Consequently, ending therapy at this point might result in robbing the patient of a success that is just around the corner.
The solution (as is often the case) is to talk with your therapist about the problem. You might say “I have practiced learning the skills you taught me, and I put them into practice regularly over the past couple of months. But they don’t seem to be working because I’m still feeling the same as I was when we started.”
Problem 2
The second problem, even more common, is that people seldom enter therapy with a single issue to solve.
Anxiety is a good example. Let’s imagine that someone enters therapy because he is tired of how worry and fear restrict their life and create stress. The therapist does a thorough assessment and concludes that this patient’s coping skills are underdeveloped. Terrific. The solution is to teach the patient effective coping skills.
But… the assessment also finds that this patient learned from an early age to assume the worst about anyone and any situation. In fact, within the patient’s chaotic, dysfunctional childhood home it was only by constantly assuming the worst that he was able to stay safe. (Assuming the worst kept him constantly ready to respond to whatever threats arose).
That’s a new wrinkle. A tendency to assume that things will not work out, and that people will let you down, may help a child survive the hardships of being raised by dysfunctional parents, but when this same perspective is used as a lens to view life as an adult, it leads to constant worry, stress and social isolation.
This patient definitely needs better coping skills. That is 100% true. But there also needs to be a focus on attenuating his tendency to assume the worst.
If this patient asks, “Is therapy progressing?” the answer will involve judgments about the following: are proper coping skills being learned; are these skills being applied effectively; are new insights being developed that help the patient become more aware of his role in creating anxiety; and are his anxiety levels dropping?
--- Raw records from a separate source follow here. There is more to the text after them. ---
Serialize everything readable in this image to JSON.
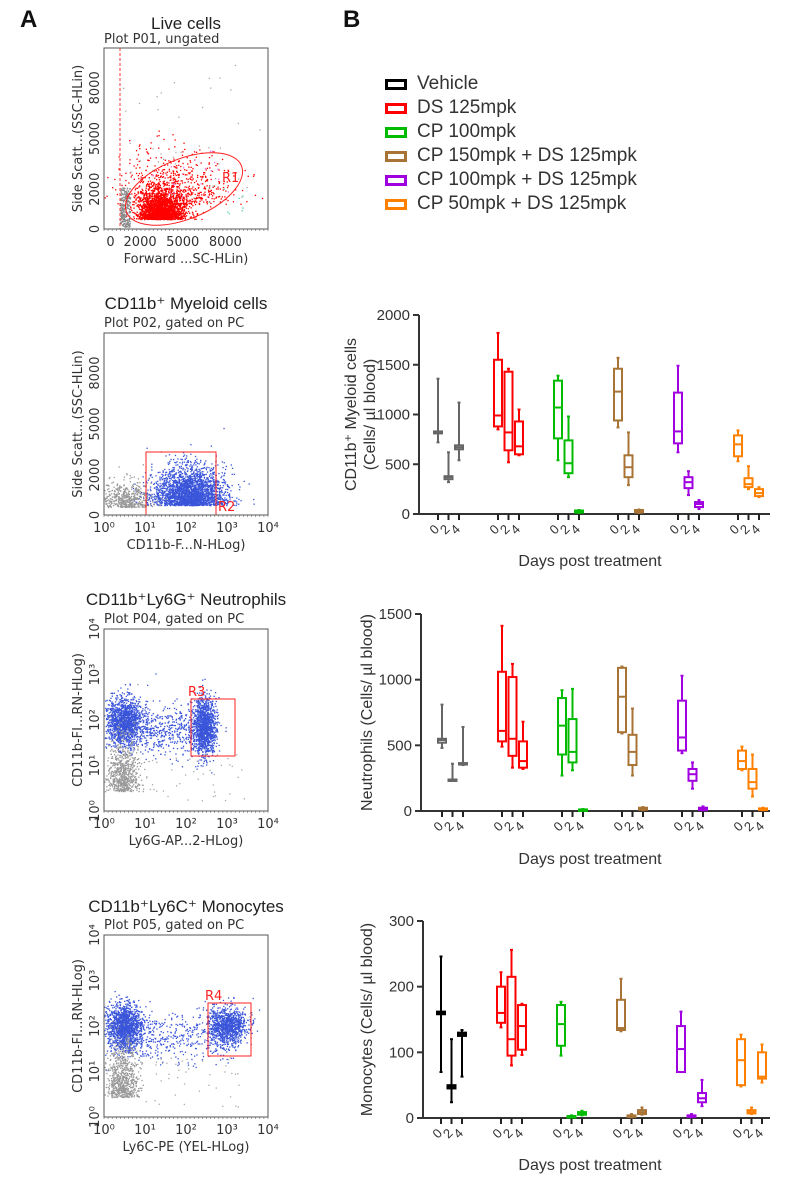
{
  "panels": {
    "a_label": "A",
    "b_label": "B"
  },
  "flow_plots": [
    {
      "title": "Live cells",
      "subtitle": "Plot P01, ungated",
      "xlabel": "Forward ...SC-HLin)",
      "ylabel": "Side Scatt...(SSC-HLin)",
      "x_scale": "linear",
      "y_scale": "linear",
      "xticks": [
        "0",
        "2000",
        "5000",
        "8000"
      ],
      "yticks": [
        "0",
        "2000",
        "5000",
        "8000"
      ],
      "gate": {
        "name": "R1",
        "shape": "ellipse",
        "color": "#ff2020"
      },
      "population_color": "#ff0000"
    },
    {
      "title": "CD11b⁺ Myeloid cells",
      "subtitle": "Plot P02, gated on PC",
      "xlabel": "CD11b-F...N-HLog)",
      "ylabel": "Side Scatt...(SSC-HLin)",
      "x_scale": "log",
      "y_scale": "linear",
      "xticks": [
        "10⁰",
        "10¹",
        "10²",
        "10³",
        "10⁴"
      ],
      "yticks": [
        "0",
        "2000",
        "5000",
        "8000"
      ],
      "gate": {
        "name": "R2",
        "shape": "rectangle",
        "color": "#ff2020"
      },
      "population_color": "#3a55d9"
    },
    {
      "title": "CD11b⁺Ly6G⁺ Neutrophils",
      "subtitle": "Plot P04, gated on PC",
      "xlabel": "Ly6G-AP...2-HLog)",
      "ylabel": "CD11b-FI...RN-HLog)",
      "x_scale": "log",
      "y_scale": "log",
      "xticks": [
        "10⁰",
        "10¹",
        "10²",
        "10³",
        "10⁴"
      ],
      "yticks": [
        "10⁰",
        "10¹",
        "10²",
        "10³",
        "10⁴"
      ],
      "gate": {
        "name": "R3",
        "shape": "rectangle",
        "color": "#ff2020"
      },
      "population_color": "#3a55d9"
    },
    {
      "title": "CD11b⁺Ly6C⁺ Monocytes",
      "subtitle": "Plot P05, gated on PC",
      "xlabel": "Ly6C-PE (YEL-HLog)",
      "ylabel": "CD11b-FI...RN-HLog)",
      "x_scale": "log",
      "y_scale": "log",
      "xticks": [
        "10⁰",
        "10¹",
        "10²",
        "10³",
        "10⁴"
      ],
      "yticks": [
        "10⁰",
        "10¹",
        "10²",
        "10³",
        "10⁴"
      ],
      "gate": {
        "name": "R4",
        "shape": "rectangle",
        "color": "#ff2020"
      },
      "population_color": "#3a55d9"
    }
  ],
  "legend": [
    {
      "label": "Vehicle",
      "color": "#000000"
    },
    {
      "label": "DS 125mpk",
      "color": "#ff0000"
    },
    {
      "label": "CP 100mpk",
      "color": "#00bb00"
    },
    {
      "label": "CP 150mpk + DS 125mpk",
      "color": "#a87436"
    },
    {
      "label": "CP 100mpk + DS 125mpk",
      "color": "#a000e0"
    },
    {
      "label": "CP 50mpk + DS 125mpk",
      "color": "#ff8000"
    }
  ],
  "chart_data": [
    {
      "type": "box",
      "ylabel": "CD11b⁺ Myeloid cells (Cells/ µl blood)",
      "ylabel_lines": [
        "CD11b⁺ Myeloid cells",
        "(Cells/ µl blood)"
      ],
      "xlabel": "Days post treatment",
      "ylim": [
        0,
        2000
      ],
      "yticks": [
        0,
        500,
        1000,
        1500,
        2000
      ],
      "days": [
        "0",
        "2",
        "4"
      ],
      "vehicle_color": "#666666",
      "groups": [
        {
          "name": "Vehicle",
          "boxes": [
            [
              720,
              810,
              820,
              830,
              1360
            ],
            [
              320,
              350,
              370,
              380,
              620
            ],
            [
              540,
              650,
              670,
              690,
              1120
            ]
          ]
        },
        {
          "name": "DS 125mpk",
          "boxes": [
            [
              850,
              880,
              990,
              1550,
              1820
            ],
            [
              520,
              640,
              820,
              1430,
              1460
            ],
            [
              590,
              600,
              680,
              930,
              1050
            ]
          ]
        },
        {
          "name": "CP 100mpk",
          "boxes": [
            [
              540,
              760,
              1070,
              1340,
              1390
            ],
            [
              370,
              410,
              510,
              740,
              980
            ],
            [
              10,
              15,
              25,
              35,
              40
            ]
          ]
        },
        {
          "name": "CP 150mpk + DS 125mpk",
          "boxes": [
            [
              870,
              940,
              1230,
              1460,
              1570
            ],
            [
              290,
              370,
              470,
              590,
              820
            ],
            [
              10,
              15,
              25,
              40,
              45
            ]
          ]
        },
        {
          "name": "CP 100mpk + DS 125mpk",
          "boxes": [
            [
              620,
              710,
              830,
              1220,
              1490
            ],
            [
              190,
              260,
              320,
              370,
              430
            ],
            [
              50,
              70,
              100,
              120,
              140
            ]
          ]
        },
        {
          "name": "CP 50mpk + DS 125mpk",
          "boxes": [
            [
              530,
              580,
              700,
              790,
              840
            ],
            [
              250,
              270,
              300,
              360,
              480
            ],
            [
              170,
              180,
              210,
              250,
              270
            ]
          ]
        }
      ]
    },
    {
      "type": "box",
      "ylabel": "Neutrophils (Cells/ µl blood)",
      "ylabel_lines": [
        "Neutrophils (Cells/ µl blood)"
      ],
      "xlabel": "Days post treatment",
      "ylim": [
        0,
        1500
      ],
      "yticks": [
        0,
        500,
        1000,
        1500
      ],
      "days": [
        "0",
        "2",
        "4"
      ],
      "vehicle_color": "#666666",
      "groups": [
        {
          "name": "Vehicle",
          "boxes": [
            [
              480,
              520,
              540,
              550,
              810
            ],
            [
              230,
              230,
              235,
              240,
              360
            ],
            [
              350,
              355,
              360,
              365,
              640
            ]
          ]
        },
        {
          "name": "DS 125mpk",
          "boxes": [
            [
              490,
              530,
              610,
              1060,
              1410
            ],
            [
              330,
              420,
              550,
              1020,
              1120
            ],
            [
              320,
              330,
              380,
              530,
              680
            ]
          ]
        },
        {
          "name": "CP 100mpk",
          "boxes": [
            [
              270,
              430,
              650,
              860,
              920
            ],
            [
              310,
              370,
              450,
              700,
              930
            ],
            [
              5,
              8,
              10,
              12,
              15
            ]
          ]
        },
        {
          "name": "CP 150mpk + DS 125mpk",
          "boxes": [
            [
              590,
              600,
              870,
              1090,
              1100
            ],
            [
              270,
              350,
              450,
              580,
              780
            ],
            [
              5,
              10,
              15,
              25,
              30
            ]
          ]
        },
        {
          "name": "CP 100mpk + DS 125mpk",
          "boxes": [
            [
              440,
              460,
              560,
              840,
              1030
            ],
            [
              170,
              230,
              280,
              320,
              370
            ],
            [
              5,
              8,
              15,
              25,
              35
            ]
          ]
        },
        {
          "name": "CP 50mpk + DS 125mpk",
          "boxes": [
            [
              310,
              320,
              380,
              460,
              490
            ],
            [
              110,
              170,
              220,
              320,
              430
            ],
            [
              5,
              8,
              10,
              20,
              25
            ]
          ]
        }
      ]
    },
    {
      "type": "box",
      "ylabel": "Monocytes (Cells/ µl blood)",
      "ylabel_lines": [
        "Monocytes (Cells/ µl blood)"
      ],
      "xlabel": "Days post treatment",
      "ylim": [
        0,
        300
      ],
      "yticks": [
        0,
        100,
        200,
        300
      ],
      "days": [
        "0",
        "2",
        "4"
      ],
      "vehicle_color": "#000000",
      "groups": [
        {
          "name": "Vehicle",
          "boxes": [
            [
              70,
              158,
              160,
              162,
              246
            ],
            [
              24,
              45,
              48,
              50,
              120
            ],
            [
              63,
              125,
              128,
              130,
              134
            ]
          ]
        },
        {
          "name": "DS 125mpk",
          "boxes": [
            [
              138,
              145,
              160,
              200,
              222
            ],
            [
              80,
              95,
              120,
              215,
              256
            ],
            [
              96,
              104,
              140,
              172,
              174
            ]
          ]
        },
        {
          "name": "CP 100mpk",
          "boxes": [
            [
              95,
              110,
              143,
              172,
              177
            ],
            [
              1,
              1,
              2,
              3,
              4
            ],
            [
              4,
              5,
              7,
              9,
              11
            ]
          ]
        },
        {
          "name": "CP 150mpk + DS 125mpk",
          "boxes": [
            [
              132,
              134,
              137,
              180,
              212
            ],
            [
              1,
              2,
              3,
              4,
              6
            ],
            [
              5,
              6,
              9,
              12,
              16
            ]
          ]
        },
        {
          "name": "CP 100mpk + DS 125mpk",
          "boxes": [
            [
              70,
              70,
              105,
              140,
              162
            ],
            [
              1,
              2,
              3,
              4,
              6
            ],
            [
              18,
              24,
              30,
              38,
              58
            ]
          ]
        },
        {
          "name": "CP 50mpk + DS 125mpk",
          "boxes": [
            [
              48,
              50,
              88,
              120,
              127
            ],
            [
              6,
              7,
              9,
              12,
              16
            ],
            [
              54,
              60,
              63,
              100,
              112
            ]
          ]
        }
      ]
    }
  ]
}
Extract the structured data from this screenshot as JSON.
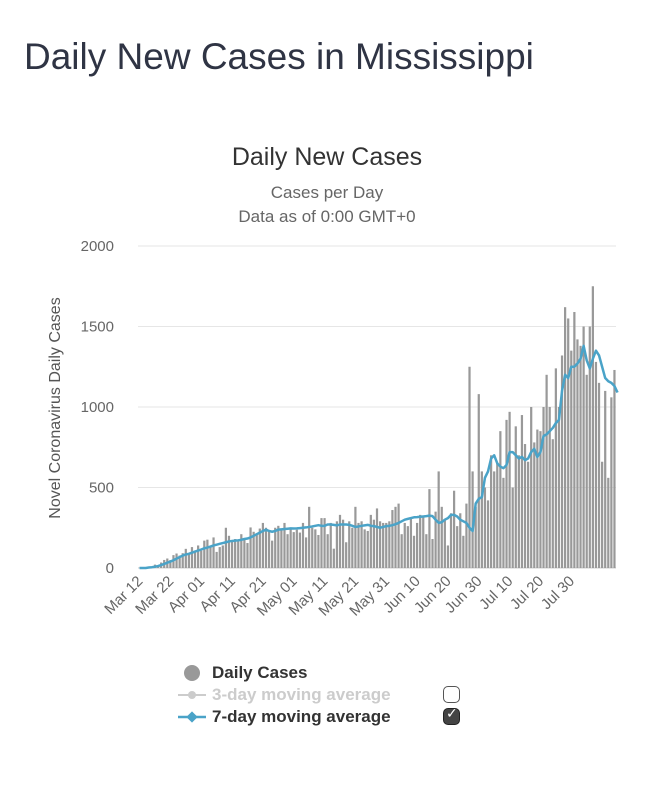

That’s four different markers of progress in therapy, all of which are likely to advance at different rates.
This situation is typical. The majority of people who enter psychotherapy benefit most by learning new skills and developing greater insight which in turn leads to practical changes in how they choose to live.
The Solution For understanding If Progress Is Being Made
We’ve seen that answering the question of whether therapy is working is sometimes a difficult task. The best way to make it less difficult to answer is to talk with your therapist. Be direct. Raise your questions and concerns. Most therapists will be grateful for your candor. Their response should be one that shows curiosity as to why you are concerned, followed by an earnest effort to untangle each of those aspects of change looked at above.
By the end of the conversation you should have a clear idea as to what progress has been made, what needs to take place going forward to achieve more progress, and an invitation to periodically revisit the subject so as to keep up the momentum.
On the other hand, if your therapist is defensive, or simply says “Why do you ask?” and fails to really engage you, then it’s time to consider finding someone new with whom to work. The time, energy and money you’ve invested in therapy needs to be respected, and this occurs when your question is met with a straightforward response.
It’s fine if your therapist wants to discuss the frustration you feel, talk about your ideas as to what may be blocking progress, or asks why the question comes up at this particular point—all valid concerns to explore.
But before leaving the office, you should also get some clear answers from the therapist as to his, or her, view of your progress and what alternatives exist to address your concerns. If that’s not what you get, then it’s likely you simply are not working with a therapist who is able to help you make the changes you desire.
In that case, the solution is to “saddle up” and look for another therapist who is a better fit.